彼らは自由を求め、力を求め、居場所を求め、母国を求め、元の世界への帰り方を求め・・・。
悲しい話だねぇ。
異界人といえば、昔はこの世界を救ってくれた英雄だったね。
・・・かつて、この世界を救った英雄達を今は排除しているってのも、なかなかに皮肉だね。」
(異界人に対しての振り分け方法が使い魔の数や魔力量だけで判断する制度。
それによって、かつての英雄が一変して冷遇され排除される。
まるで・・・。
まぁ、俺には関係の無い話だ。)
老兵は大きなため息を吐くとゆっくりと立って部屋のドアに手をかけた。
「はぁ・・・。
それもこれも、今のサリアン王が悪いんだけどね。
えっと、庄野さんだったよね?
改めて、これからよろしくね。 あぁ、ワシの名は『アルフ』だね。アルフとか、アルフおじさんとか呼んでるけど好きにしていいからね。」
「ありがとうございました。アルフさん。」
入った時と同じようににたりと笑い、アルフと名乗る老人は部屋を出ていった。
(不思議な爺さんだ。これからの事はあの人に色々と教えて貰おう。
さて・・・、まずは、コイツらをどうするか。)
部屋に入ってから、コピードール達は部屋のベッドの上でゴロゴロと転がっている。
「おい、お前らは床で寝るんだ。」
「キュゥッ!」
一匹のコピードールが猛反発をする。
怒りを表しているのか、ベッドの枕を噛って離さない。
「・・・わかった。ベッドはお前らにくれてやる。俺は床で寝るよ。」
「キュッ!」
今度は別のコピードール二匹共が庄野の半長靴に齧り付いてくる。
「おいぃ!!
それは食べ物じゃ・・・。
ベッドに来いってことか?」
(言葉がわからないから、意思疎通が上手くできないと思っていたが、多少の人間らしさはあるようだ。
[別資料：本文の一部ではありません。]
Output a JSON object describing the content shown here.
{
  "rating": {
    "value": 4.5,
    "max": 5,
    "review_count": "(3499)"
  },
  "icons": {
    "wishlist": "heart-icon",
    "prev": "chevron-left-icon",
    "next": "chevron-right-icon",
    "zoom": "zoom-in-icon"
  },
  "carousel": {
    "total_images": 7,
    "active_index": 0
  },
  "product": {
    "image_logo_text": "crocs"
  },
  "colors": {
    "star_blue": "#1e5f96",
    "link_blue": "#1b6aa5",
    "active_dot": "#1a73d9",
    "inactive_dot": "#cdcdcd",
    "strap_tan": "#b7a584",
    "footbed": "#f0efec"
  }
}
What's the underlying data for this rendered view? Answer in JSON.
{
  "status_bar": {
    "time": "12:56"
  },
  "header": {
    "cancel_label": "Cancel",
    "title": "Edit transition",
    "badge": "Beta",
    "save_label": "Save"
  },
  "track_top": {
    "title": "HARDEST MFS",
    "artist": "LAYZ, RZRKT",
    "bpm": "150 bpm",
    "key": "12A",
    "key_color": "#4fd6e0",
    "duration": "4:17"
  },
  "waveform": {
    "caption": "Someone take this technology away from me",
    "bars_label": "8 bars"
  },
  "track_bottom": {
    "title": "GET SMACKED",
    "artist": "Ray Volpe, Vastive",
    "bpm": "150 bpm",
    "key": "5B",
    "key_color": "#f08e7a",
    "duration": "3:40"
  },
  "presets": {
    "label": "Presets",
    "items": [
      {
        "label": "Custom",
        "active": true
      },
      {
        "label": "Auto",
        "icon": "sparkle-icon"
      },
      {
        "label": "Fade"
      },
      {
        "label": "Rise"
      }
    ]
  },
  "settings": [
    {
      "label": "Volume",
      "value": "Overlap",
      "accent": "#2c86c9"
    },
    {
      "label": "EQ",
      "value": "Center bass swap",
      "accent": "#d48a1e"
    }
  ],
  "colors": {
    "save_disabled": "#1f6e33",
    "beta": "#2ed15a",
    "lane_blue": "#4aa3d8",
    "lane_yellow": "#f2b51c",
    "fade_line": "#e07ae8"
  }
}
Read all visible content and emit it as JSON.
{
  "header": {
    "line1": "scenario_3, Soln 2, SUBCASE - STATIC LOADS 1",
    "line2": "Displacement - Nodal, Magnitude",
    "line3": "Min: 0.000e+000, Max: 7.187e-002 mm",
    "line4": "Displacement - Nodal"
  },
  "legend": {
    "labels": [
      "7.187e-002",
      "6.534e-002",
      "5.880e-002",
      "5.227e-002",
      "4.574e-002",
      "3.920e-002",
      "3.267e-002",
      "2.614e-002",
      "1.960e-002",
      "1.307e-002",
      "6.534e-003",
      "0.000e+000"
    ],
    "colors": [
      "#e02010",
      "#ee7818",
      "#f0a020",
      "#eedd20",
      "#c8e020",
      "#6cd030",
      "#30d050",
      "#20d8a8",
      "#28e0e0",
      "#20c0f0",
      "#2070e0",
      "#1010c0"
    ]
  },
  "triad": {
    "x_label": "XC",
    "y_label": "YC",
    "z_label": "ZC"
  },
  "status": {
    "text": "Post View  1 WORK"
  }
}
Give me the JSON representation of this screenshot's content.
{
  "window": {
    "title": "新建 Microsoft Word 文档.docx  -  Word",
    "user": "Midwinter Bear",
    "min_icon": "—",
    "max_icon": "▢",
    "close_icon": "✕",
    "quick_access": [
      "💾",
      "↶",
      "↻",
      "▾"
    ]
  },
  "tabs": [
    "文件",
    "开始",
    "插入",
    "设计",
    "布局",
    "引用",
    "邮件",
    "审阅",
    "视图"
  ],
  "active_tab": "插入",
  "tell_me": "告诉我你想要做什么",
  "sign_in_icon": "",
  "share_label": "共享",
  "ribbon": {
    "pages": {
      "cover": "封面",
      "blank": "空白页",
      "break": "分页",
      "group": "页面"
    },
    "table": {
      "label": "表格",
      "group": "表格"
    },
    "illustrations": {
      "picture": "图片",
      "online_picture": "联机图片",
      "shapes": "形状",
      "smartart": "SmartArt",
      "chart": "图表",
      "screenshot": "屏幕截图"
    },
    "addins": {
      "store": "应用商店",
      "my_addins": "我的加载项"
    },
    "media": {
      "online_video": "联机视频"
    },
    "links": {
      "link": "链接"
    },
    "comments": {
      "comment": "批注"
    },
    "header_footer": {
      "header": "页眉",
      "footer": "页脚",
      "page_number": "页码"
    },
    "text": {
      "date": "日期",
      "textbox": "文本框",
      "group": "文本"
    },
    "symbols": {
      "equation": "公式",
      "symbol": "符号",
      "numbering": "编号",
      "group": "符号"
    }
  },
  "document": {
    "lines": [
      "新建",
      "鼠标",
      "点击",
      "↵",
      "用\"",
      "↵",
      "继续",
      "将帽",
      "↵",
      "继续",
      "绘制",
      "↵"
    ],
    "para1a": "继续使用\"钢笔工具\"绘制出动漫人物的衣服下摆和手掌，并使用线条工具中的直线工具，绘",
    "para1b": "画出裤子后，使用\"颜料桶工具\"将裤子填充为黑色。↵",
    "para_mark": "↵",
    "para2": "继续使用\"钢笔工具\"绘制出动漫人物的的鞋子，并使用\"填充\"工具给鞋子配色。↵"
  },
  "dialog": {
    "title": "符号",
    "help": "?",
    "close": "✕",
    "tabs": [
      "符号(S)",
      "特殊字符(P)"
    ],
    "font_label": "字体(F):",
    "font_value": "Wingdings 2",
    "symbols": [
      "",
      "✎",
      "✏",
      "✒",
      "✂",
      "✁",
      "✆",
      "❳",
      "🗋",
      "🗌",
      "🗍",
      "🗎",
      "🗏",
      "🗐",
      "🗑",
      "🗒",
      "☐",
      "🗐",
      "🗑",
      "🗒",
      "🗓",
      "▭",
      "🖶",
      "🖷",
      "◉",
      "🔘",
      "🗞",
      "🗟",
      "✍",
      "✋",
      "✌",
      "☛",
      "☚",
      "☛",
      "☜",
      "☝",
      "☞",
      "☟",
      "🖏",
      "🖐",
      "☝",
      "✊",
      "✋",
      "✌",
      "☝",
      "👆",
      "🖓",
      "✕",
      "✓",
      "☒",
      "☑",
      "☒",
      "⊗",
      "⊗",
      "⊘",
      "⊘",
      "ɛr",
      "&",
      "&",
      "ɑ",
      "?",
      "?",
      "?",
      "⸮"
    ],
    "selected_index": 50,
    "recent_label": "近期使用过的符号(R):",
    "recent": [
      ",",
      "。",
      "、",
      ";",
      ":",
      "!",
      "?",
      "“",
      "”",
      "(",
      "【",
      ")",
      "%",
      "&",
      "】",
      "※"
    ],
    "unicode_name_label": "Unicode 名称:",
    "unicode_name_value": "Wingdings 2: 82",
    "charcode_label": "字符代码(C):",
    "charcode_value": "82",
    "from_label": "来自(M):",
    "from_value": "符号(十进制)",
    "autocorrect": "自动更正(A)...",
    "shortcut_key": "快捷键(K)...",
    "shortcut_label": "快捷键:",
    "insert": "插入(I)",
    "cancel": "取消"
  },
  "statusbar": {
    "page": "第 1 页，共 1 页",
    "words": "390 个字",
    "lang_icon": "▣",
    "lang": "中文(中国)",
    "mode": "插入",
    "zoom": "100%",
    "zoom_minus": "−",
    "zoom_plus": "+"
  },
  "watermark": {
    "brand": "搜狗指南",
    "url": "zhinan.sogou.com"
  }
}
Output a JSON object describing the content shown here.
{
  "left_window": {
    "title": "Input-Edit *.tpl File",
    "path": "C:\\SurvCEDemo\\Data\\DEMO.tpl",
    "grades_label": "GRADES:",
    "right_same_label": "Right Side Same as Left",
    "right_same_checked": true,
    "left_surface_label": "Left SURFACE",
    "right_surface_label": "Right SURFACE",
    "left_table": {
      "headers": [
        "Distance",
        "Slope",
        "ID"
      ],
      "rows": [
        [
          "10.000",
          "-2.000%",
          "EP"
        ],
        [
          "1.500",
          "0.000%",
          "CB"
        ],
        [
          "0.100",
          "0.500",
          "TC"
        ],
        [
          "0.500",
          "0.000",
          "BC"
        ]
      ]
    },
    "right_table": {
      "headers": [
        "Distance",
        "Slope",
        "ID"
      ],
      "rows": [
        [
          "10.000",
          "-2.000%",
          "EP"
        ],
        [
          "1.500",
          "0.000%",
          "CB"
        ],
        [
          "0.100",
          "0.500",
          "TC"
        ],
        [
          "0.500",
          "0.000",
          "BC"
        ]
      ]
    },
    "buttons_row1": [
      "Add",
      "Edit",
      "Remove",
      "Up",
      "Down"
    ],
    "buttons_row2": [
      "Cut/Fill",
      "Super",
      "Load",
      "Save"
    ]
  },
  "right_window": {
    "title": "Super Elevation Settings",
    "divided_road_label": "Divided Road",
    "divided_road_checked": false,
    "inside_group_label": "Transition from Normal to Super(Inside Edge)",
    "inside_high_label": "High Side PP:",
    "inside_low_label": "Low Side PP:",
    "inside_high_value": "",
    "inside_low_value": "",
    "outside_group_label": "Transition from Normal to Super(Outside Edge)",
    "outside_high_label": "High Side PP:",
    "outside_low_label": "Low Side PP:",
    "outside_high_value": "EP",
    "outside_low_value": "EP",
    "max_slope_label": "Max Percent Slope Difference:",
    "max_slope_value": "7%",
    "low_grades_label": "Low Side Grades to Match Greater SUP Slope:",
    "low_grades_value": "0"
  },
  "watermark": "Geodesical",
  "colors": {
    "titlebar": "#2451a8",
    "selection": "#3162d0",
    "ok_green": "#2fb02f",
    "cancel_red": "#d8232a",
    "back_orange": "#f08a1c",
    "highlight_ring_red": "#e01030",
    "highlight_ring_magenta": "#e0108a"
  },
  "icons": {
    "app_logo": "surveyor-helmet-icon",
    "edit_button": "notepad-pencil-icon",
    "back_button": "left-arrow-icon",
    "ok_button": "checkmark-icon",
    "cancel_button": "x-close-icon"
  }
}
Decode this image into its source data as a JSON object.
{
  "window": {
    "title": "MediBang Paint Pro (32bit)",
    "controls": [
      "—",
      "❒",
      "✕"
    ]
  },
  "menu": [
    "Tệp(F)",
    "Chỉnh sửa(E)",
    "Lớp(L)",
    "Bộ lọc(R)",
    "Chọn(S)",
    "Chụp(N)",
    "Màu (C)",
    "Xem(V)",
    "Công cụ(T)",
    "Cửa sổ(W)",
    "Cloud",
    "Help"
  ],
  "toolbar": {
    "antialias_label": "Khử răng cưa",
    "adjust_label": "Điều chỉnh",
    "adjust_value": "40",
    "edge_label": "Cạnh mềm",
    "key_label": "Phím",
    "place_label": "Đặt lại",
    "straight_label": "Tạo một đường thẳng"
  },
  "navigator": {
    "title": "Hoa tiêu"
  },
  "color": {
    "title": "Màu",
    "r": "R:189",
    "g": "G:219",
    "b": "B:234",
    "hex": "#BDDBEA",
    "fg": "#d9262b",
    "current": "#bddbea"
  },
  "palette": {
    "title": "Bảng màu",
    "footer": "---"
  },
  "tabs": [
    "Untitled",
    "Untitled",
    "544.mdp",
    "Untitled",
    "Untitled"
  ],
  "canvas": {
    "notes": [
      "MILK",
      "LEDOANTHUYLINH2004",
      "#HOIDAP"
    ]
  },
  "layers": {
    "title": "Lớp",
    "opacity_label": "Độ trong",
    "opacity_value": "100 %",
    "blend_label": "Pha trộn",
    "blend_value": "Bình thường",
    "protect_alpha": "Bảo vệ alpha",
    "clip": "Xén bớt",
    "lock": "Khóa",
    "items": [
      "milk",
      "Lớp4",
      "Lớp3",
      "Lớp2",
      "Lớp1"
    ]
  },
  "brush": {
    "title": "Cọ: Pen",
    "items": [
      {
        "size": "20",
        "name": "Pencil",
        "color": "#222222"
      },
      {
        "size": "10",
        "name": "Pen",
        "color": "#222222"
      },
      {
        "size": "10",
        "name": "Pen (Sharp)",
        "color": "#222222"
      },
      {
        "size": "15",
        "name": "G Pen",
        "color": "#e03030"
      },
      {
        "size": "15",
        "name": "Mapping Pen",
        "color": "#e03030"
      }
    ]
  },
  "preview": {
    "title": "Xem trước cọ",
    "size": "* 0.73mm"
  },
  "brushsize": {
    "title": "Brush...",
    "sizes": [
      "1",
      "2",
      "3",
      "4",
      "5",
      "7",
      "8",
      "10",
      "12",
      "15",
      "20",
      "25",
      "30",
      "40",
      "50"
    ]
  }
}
コピードールに根負けし、庄野は3匹の使い魔と一緒にベッドで横になる。
(・・・3匹とも、急にご機嫌になって寝ちまった。
これが良かったのか。
・・・正直、不安だな。俺も先人達と同じようにここを出ていきたくなるんだろうか。
力不足は理解してるつもりだ。だが、その不足を補う方法はわかっていない。補う方法がわかっていない、解決方法を分かっていないなら、力不足の理由を理解していないぞ!と部隊で言われそうだな・・・。
・・・気にしてもしょうがない。おひめさんにもゆっくりやってこうって言われたことだし、焦らずに戦力化を図るか。